Plusieurs dirigeants étant concernés, la responsabilité directe et objective coule quasiment de source et de nombreux clubs devraient être sanctionnés. Points de pénalités, mais surtout relégation administrative. Voilà qui pourrait retarder le début du championnat de Serie B, prévu pour le 22 août, et celui de Lega Pro dans la foulée. Il est clair que la justice sportive ne pourra instruire tous ces procès en moins de deux mois. L’été sera long, très long, et de nouveaux éléments ne sont pas à exclure.
Comment est-ce possible ?
C’est la question que tout le monde se pose. Présomption d’innocence mise à part, dirigeants et joueurs trafiquent tranquillement les rencontres alors que les scandales s’enchaînent. Un début de réponse pourrait venir de la situation économique globalement critique. Beaucoup de joueurs sont mal payés (voire pas payés du tout) et tendent ainsi à accepter beaucoup plus facilement 10 000 € pour truquer un match, somme qui correspond peut-être à 6 mois de salaire qu’ils n’ont pas touché et ne toucheront jamais si leur club fait faillite. On ne les excuse pas, mais avoir permis de parier sur des rencontres de Serie D a également poussé beaucoup de monde à la faute. Plus incompréhensible en revanche, les nombreux avertissements de la société Sport Radar, leader dans la lutte contre le match-fixing, et partenaire de la Lega Pro, mais que le président de cette dernière avait qualifié de « potins et de stalking médiatique » avant que les affaires n’éclatent.
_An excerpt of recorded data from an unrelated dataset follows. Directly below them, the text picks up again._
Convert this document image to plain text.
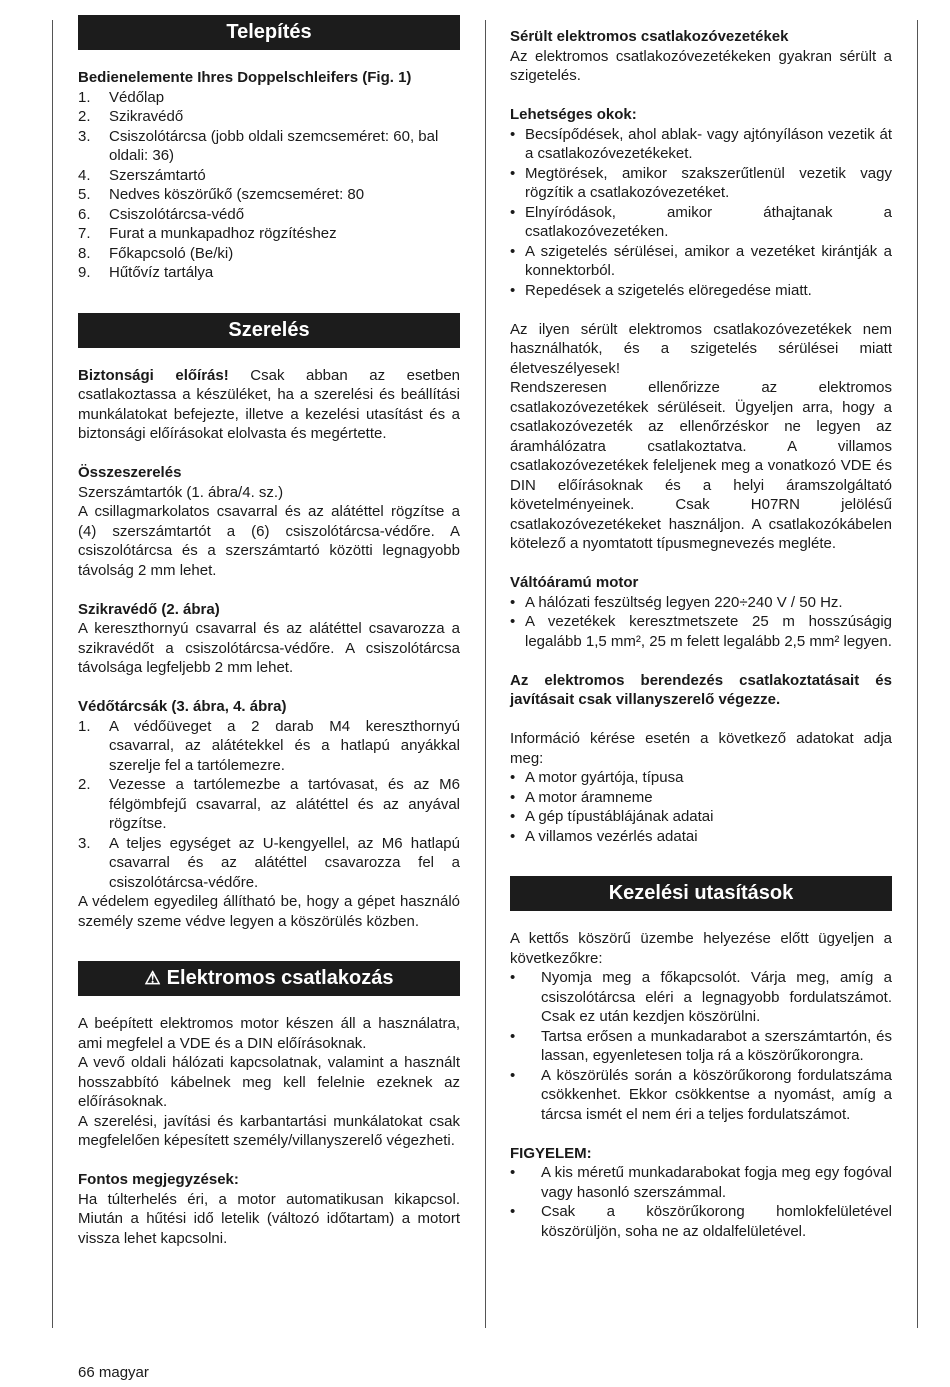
Telepítés

Bedienelemente Ihres Doppelschleifers (Fig. 1)

1. Védőlap
2. Szikravédő
3. Csiszolótárcsa (jobb oldali szemcseméret: 60, bal oldali: 36)
4. Szerszámtartó
5. Nedves köszörűkő (szemcseméret: 80
6. Csiszolótárcsa-védő
7. Furat a munkapadhoz rögzítéshez
8. Főkapcsoló (Be/ki)
9. Hűtővíz tartálya
Szerelés

Biztonsági előírás! Csak abban az esetben csatlakoztassa a készüléket, ha a szerelési és beállítási munkálatokat befejezte, illetve a kezelési utasítást és a biztonsági előírásokat elolvasta és megértette.

Összeszerelés

Szerszámtartók (1. ábra/4. sz.)

A csillagmarkolatos csavarral és az alátéttel rögzítse a (4) szerszámtartót a (6) csiszolótárcsa-védőre. A csiszolótárcsa és a szerszámtartó közötti legnagyobb távolság 2 mm lehet.

Szikravédő (2. ábra)

A kereszthornyú csavarral és az alátéttel csavarozza a szikravédőt a csiszolótárcsa-védőre. A csiszolótárcsa távolsága legfeljebb 2 mm lehet.

Védőtárcsák (3. ábra, 4. ábra)

1. A védőüveget a 2 darab M4 kereszthornyú csavarral, az alátétekkel és a hatlapú anyákkal szerelje fel a tartólemezre.
2. Vezesse a tartólemezbe a tartóvasat, és az M6 félgömbfejű csavarral, az alátéttel és az anyával rögzítse.
3. A teljes egységet az U-kengyellel, az M6 hatlapú csavarral és az alátéttel csavarozza fel a csiszolótárcsa-védőre.

A védelem egyedileg állítható be, hogy a gépet használó személy szeme védve legyen a köszörülés közben.

⚠ Elektromos csatlakozás

A beépített elektromos motor készen áll a használatra, ami megfelel a VDE és a DIN előírásoknak.

A vevő oldali hálózati kapcsolatnak, valamint a használt hosszabbító kábelnek meg kell felelnie ezeknek az előírásoknak.

A szerelési, javítási és karbantartási munkálatokat csak megfelelően képesített személy/villanyszerelő végezheti.

Fontos megjegyzések:

Ha túlterhelés éri, a motor automatikusan kikapcsol. Miután a hűtési idő letelik (változó időtartam) a motort vissza lehet kapcsolni.

Sérült elektromos csatlakozóvezetékek

Az elektromos csatlakozóvezetékeken gyakran sérült a szigetelés.

Lehetséges okok:

• Becsípődések, ahol ablak- vagy ajtónyíláson vezetik át a csatlakozóvezetékeket.
• Megtörések, amikor szakszerűtlenül vezetik vagy rögzítik a csatlakozóvezetéket.
• Elnyíródások, amikor áthajtanak a csatlakozóvezetéken.
• A szigetelés sérülései, amikor a vezetéket kirántják a konnektorból.
• Repedések a szigetelés elöregedése miatt.

Az ilyen sérült elektromos csatlakozóvezetékek nem használhatók, és a szigetelés sérülései miatt életveszélyesek!

Rendszeresen ellenőrizze az elektromos csatlakozóvezetékek sérüléseit. Ügyeljen arra, hogy a csatlakozóvezeték az ellenőrzéskor ne legyen az áramhálózatra csatlakoztatva. A villamos csatlakozóvezetékek feleljenek meg a vonatkozó VDE és DIN előírásoknak és a helyi áramszolgáltató követelményeinek. Csak H07RN jelölésű csatlakozóvezetékeket használjon. A csatlakozókábelen kötelező a nyomtatott típusmegnevezés megléte.

Váltóáramú motor

• A hálózati feszültség legyen 220÷240 V / 50 Hz.
• A vezetékek keresztmetszete 25 m hosszúságig legalább 1,5 mm², 25 m felett legalább 2,5 mm² legyen.

Az elektromos berendezés csatlakoztatásait és javításait csak villanyszerelő végezze.

Információ kérése esetén a következő adatokat adja meg:

• A motor gyártója, típusa
• A motor áramneme
• A gép típustáblájának adatai
• A villamos vezérlés adatai
Kezelési utasítások

A kettős köszörű üzembe helyezése előtt ügyeljen a következőkre:

• Nyomja meg a főkapcsolót. Várja meg, amíg a csiszolótárcsa eléri a legnagyobb fordulatszámot. Csak ez után kezdjen köszörülni.
• Tartsa erősen a munkadarabot a szerszámtartón, és lassan, egyenletesen tolja rá a köszörűkorongra.
• A köszörülés során a köszörűkorong fordulatszáma csökkenhet. Ekkor csökkentse a nyomást, amíg a tárcsa ismét el nem éri a teljes fordulatszámot.

FIGYELEM:

• A kis méretű munkadarabokat fogja meg egy fogóval vagy hasonló szerszámmal.
• Csak a köszörűkorong homlokfelületével köszörüljön, soha ne az oldalfelületével.
66 magyar
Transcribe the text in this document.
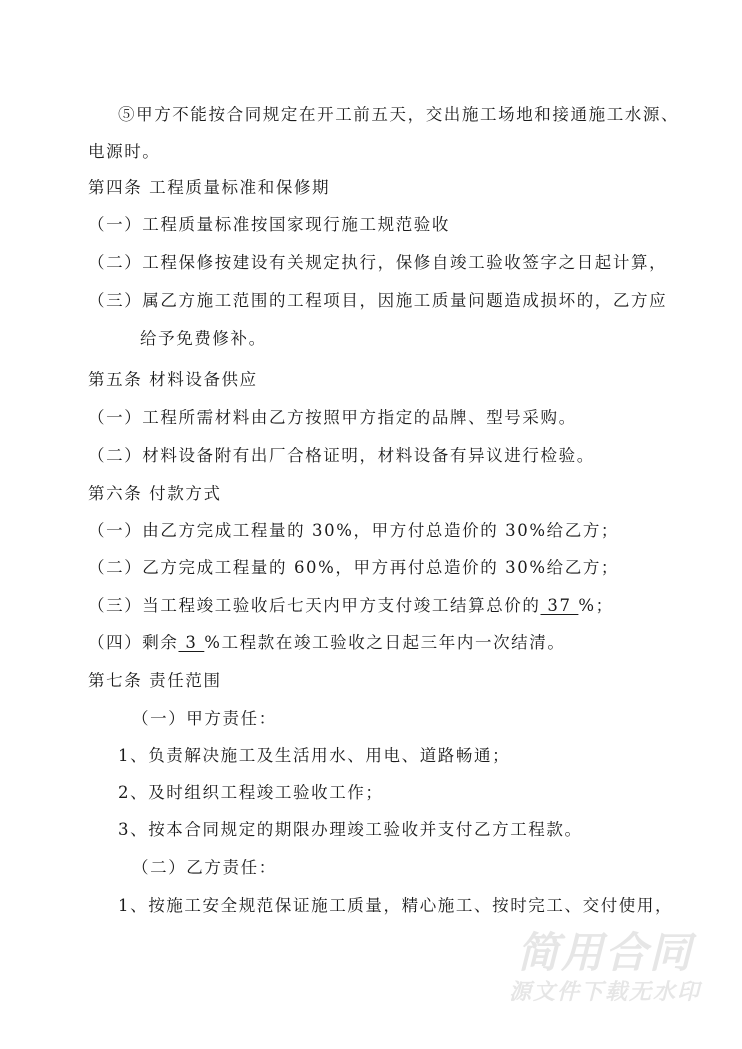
⑤甲方不能按合同规定在开工前五天，交出施工场地和接通施工水源、
电源时。
第四条 工程质量标准和保修期
（一）工程质量标准按国家现行施工规范验收
（二）工程保修按建设有关规定执行，保修自竣工验收签字之日起计算，
（三）属乙方施工范围的工程项目，因施工质量问题造成损坏的，乙方应
给予免费修补。
第五条 材料设备供应
（一）工程所需材料由乙方按照甲方指定的品牌、型号采购。
（二）材料设备附有出厂合格证明，材料设备有异议进行检验。
第六条 付款方式
（一）由乙方完成工程量的 30%，甲方付总造价的 30%给乙方；
（二）乙方完成工程量的 60%，甲方再付总造价的 30%给乙方；
（三）当工程竣工验收后七天内甲方支付竣工结算总价的 37 %；
（四）剩余 3 %工程款在竣工验收之日起三年内一次结清。
第七条 责任范围
（一）甲方责任：
1、负责解决施工及生活用水、用电、道路畅通；
2、及时组织工程竣工验收工作；
3、按本合同规定的期限办理竣工验收并支付乙方工程款。
（二）乙方责任：
1、按施工安全规范保证施工质量，精心施工、按时完工、交付使用，
简用合同
源文件下载无水印
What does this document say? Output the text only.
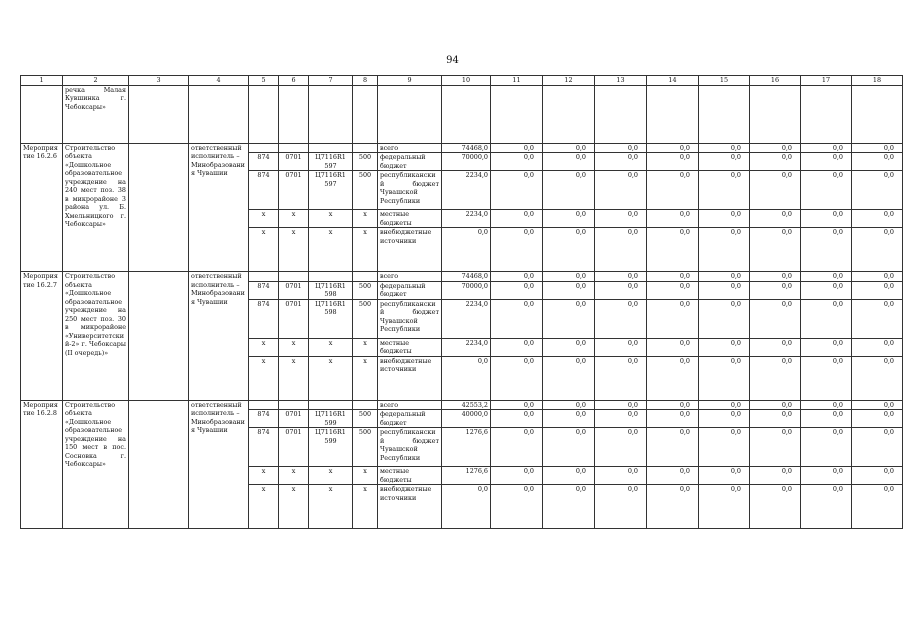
94
1	2	3	4	5	6	7	8	9	10	11	12	13	14	15	16	17	18
	речка Малая Кувшинка г. Чебоксары»																
Мероприятие 16.2.6	Строительство объекта «Дошкольное образовательное учреждение на 240 мест поз. 38 в микрорайоне 3 района ул. Б. Хмельницкого г. Чебоксары»		ответственный исполнитель – Минобразования Чувашии					всего	74468,0	0,0	0,0	0,0	0,0	0,0	0,0	0,0	0,0
				874	0701	Ц7116R1 597	500	федеральный бюджет	70000,0	0,0	0,0	0,0	0,0	0,0	0,0	0,0	0,0
				874	0701	Ц7116R1 597	500	республиканский бюджет Чувашской Республики	2234,0	0,0	0,0	0,0	0,0	0,0	0,0	0,0	0,0
				x	x	x	x	местные бюджеты	2234,0	0,0	0,0	0,0	0,0	0,0	0,0	0,0	0,0
				x	x	x	x	внебюджетные источники	0,0	0,0	0,0	0,0	0,0	0,0	0,0	0,0	0,0
Мероприятие 16.2.7	Строительство объекта «Дошкольное образовательное учреждение на 250 мест поз. 30 в микрорайоне «Университетский-2» г. Чебоксары (II очередь)»		ответственный исполнитель – Минобразования Чувашии					всего	74468,0	0,0	0,0	0,0	0,0	0,0	0,0	0,0	0,0
				874	0701	Ц7116R1 598	500	федеральный бюджет	70000,0	0,0	0,0	0,0	0,0	0,0	0,0	0,0	0,0
				874	0701	Ц7116R1 598	500	республиканский бюджет Чувашской Республики	2234,0	0,0	0,0	0,0	0,0	0,0	0,0	0,0	0,0
				x	x	x	x	местные бюджеты	2234,0	0,0	0,0	0,0	0,0	0,0	0,0	0,0	0,0
				x	x	x	x	внебюджетные источники	0,0	0,0	0,0	0,0	0,0	0,0	0,0	0,0	0,0
Мероприятие 16.2.8	Строительство объекта «Дошкольное образовательное учреждение на 150 мест в пос. Сосновка г. Чебоксары»		ответственный исполнитель – Минобразования Чувашии					всего	42553,2	0,0	0,0	0,0	0,0	0,0	0,0	0,0	0,0
				874	0701	Ц7116R1 599	500	федеральный бюджет	40000,0	0,0	0,0	0,0	0,0	0,0	0,0	0,0	0,0
				874	0701	Ц7116R1 599	500	республиканский бюджет Чувашской Республики	1276,6	0,0	0,0	0,0	0,0	0,0	0,0	0,0	0,0
				x	x	x	x	местные бюджеты	1276,6	0,0	0,0	0,0	0,0	0,0	0,0	0,0	0,0
				x	x	x	x	внебюджетные источники	0,0	0,0	0,0	0,0	0,0	0,0	0,0	0,0	0,0
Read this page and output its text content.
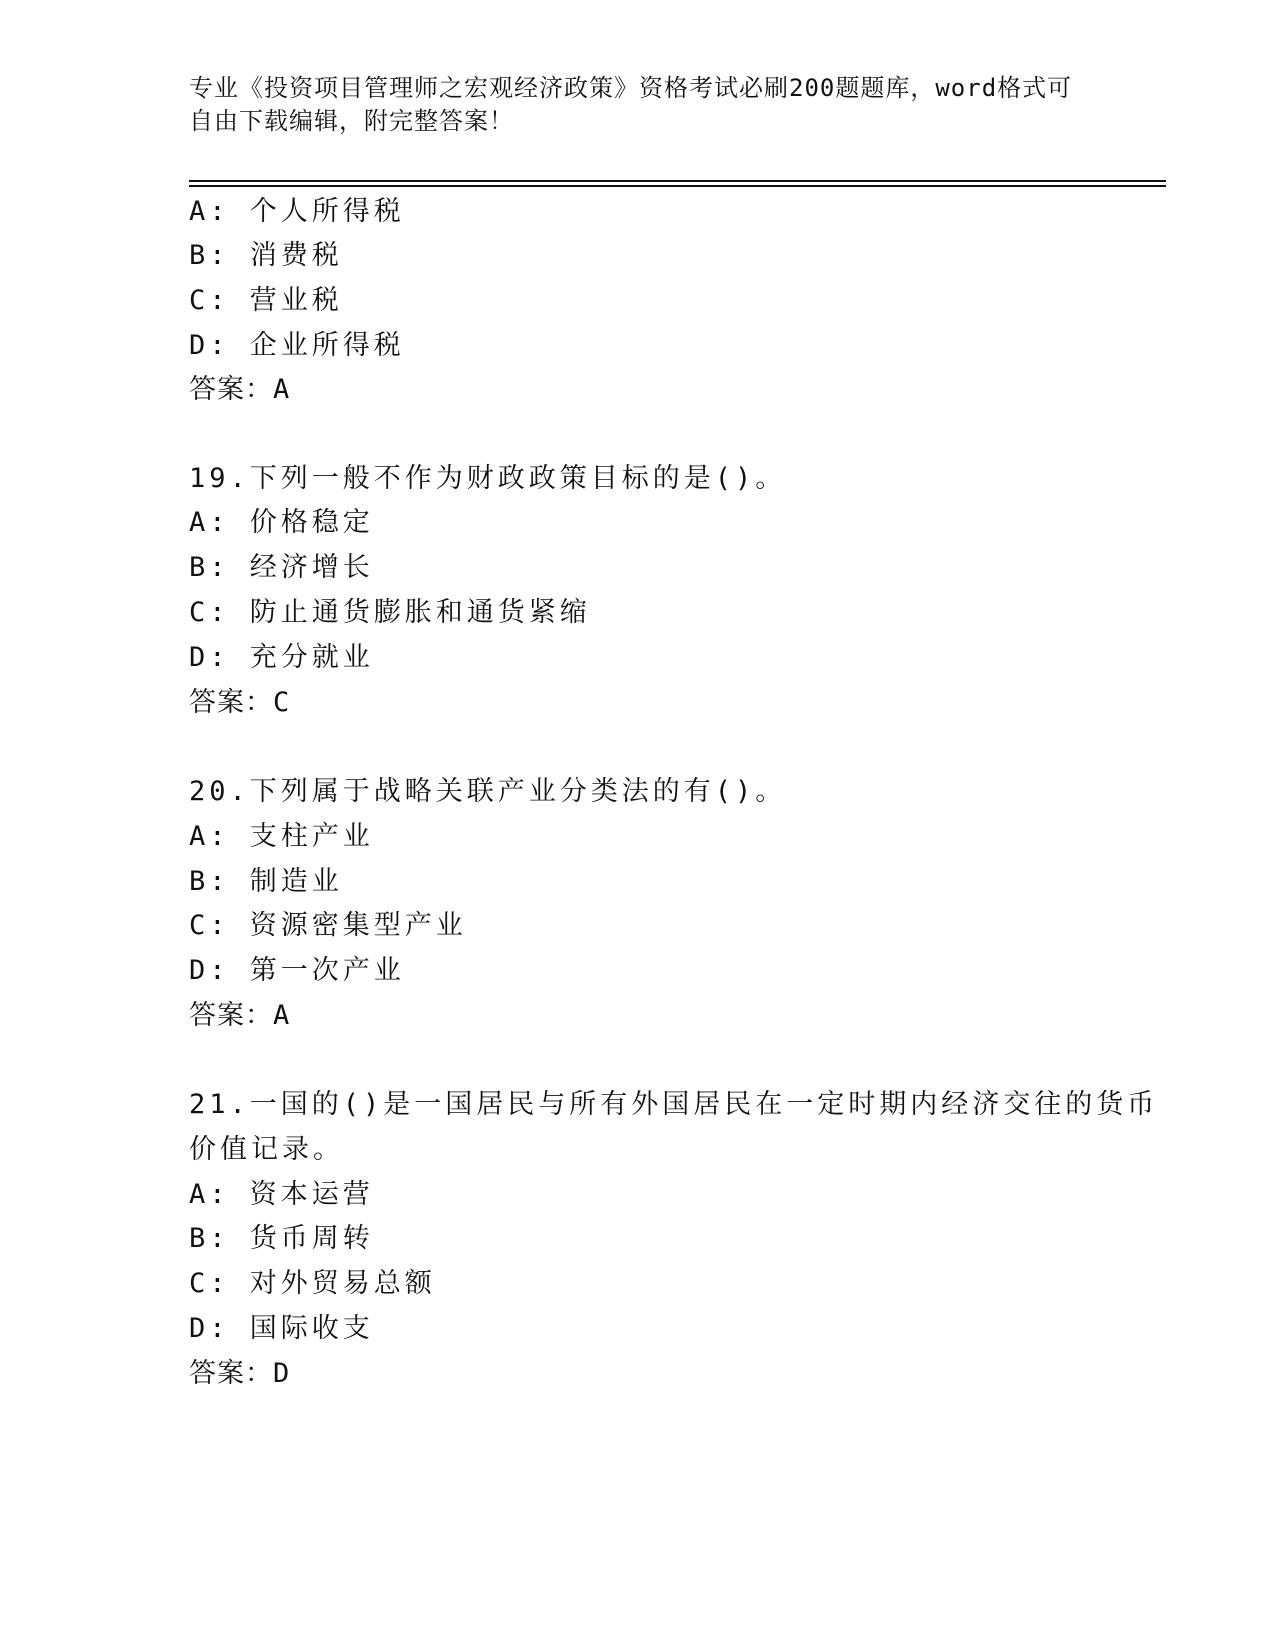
专业《投资项目管理师之宏观经济政策》资格考试必刷200题题库，word格式可
自由下载编辑，附完整答案！
A: 个人所得税
B: 消费税
C: 营业税
D: 企业所得税
答案：A
19.下列一般不作为财政政策目标的是()。
A: 价格稳定
B: 经济增长
C: 防止通货膨胀和通货紧缩
D: 充分就业
答案：C
20.下列属于战略关联产业分类法的有()。
A: 支柱产业
B: 制造业
C: 资源密集型产业
D: 第一次产业
答案：A
21.一国的()是一国居民与所有外国居民在一定时期内经济交往的货币
价值记录。
A: 资本运营
B: 货币周转
C: 对外贸易总额
D: 国际收支
答案：D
Et les spectateurs dans tout ça ?
La Codacons (association de consommateurs italiens) n’a pas tardé et demande déjà 2000 € par spectateur pour offenses morales et dégâts patrimoniaux. Sur son site, il est possible de télécharger un formulaire à remplir afin de demander cette indemnité. Une action qui avait fonctionné pour un Bari-Lecce truqué de 2011 « C’est une décision qui va faire jurisprudence, ceux qui veulent continuer ces matchs arrangés y penseront à deux fois. La façon la plus efficace est de les toucher au portefeuilles » , avait déclaré l’avocat de la Codacons en novembre dernier au moment de la sentence.
Et les arbitres ?
Aucun n’a figuré sur les registres des différentes affaires du Calcioscommesse en quatre ans. Comme quoi, le bashing incessant dont ils sont victimes en Italie prête à sourire.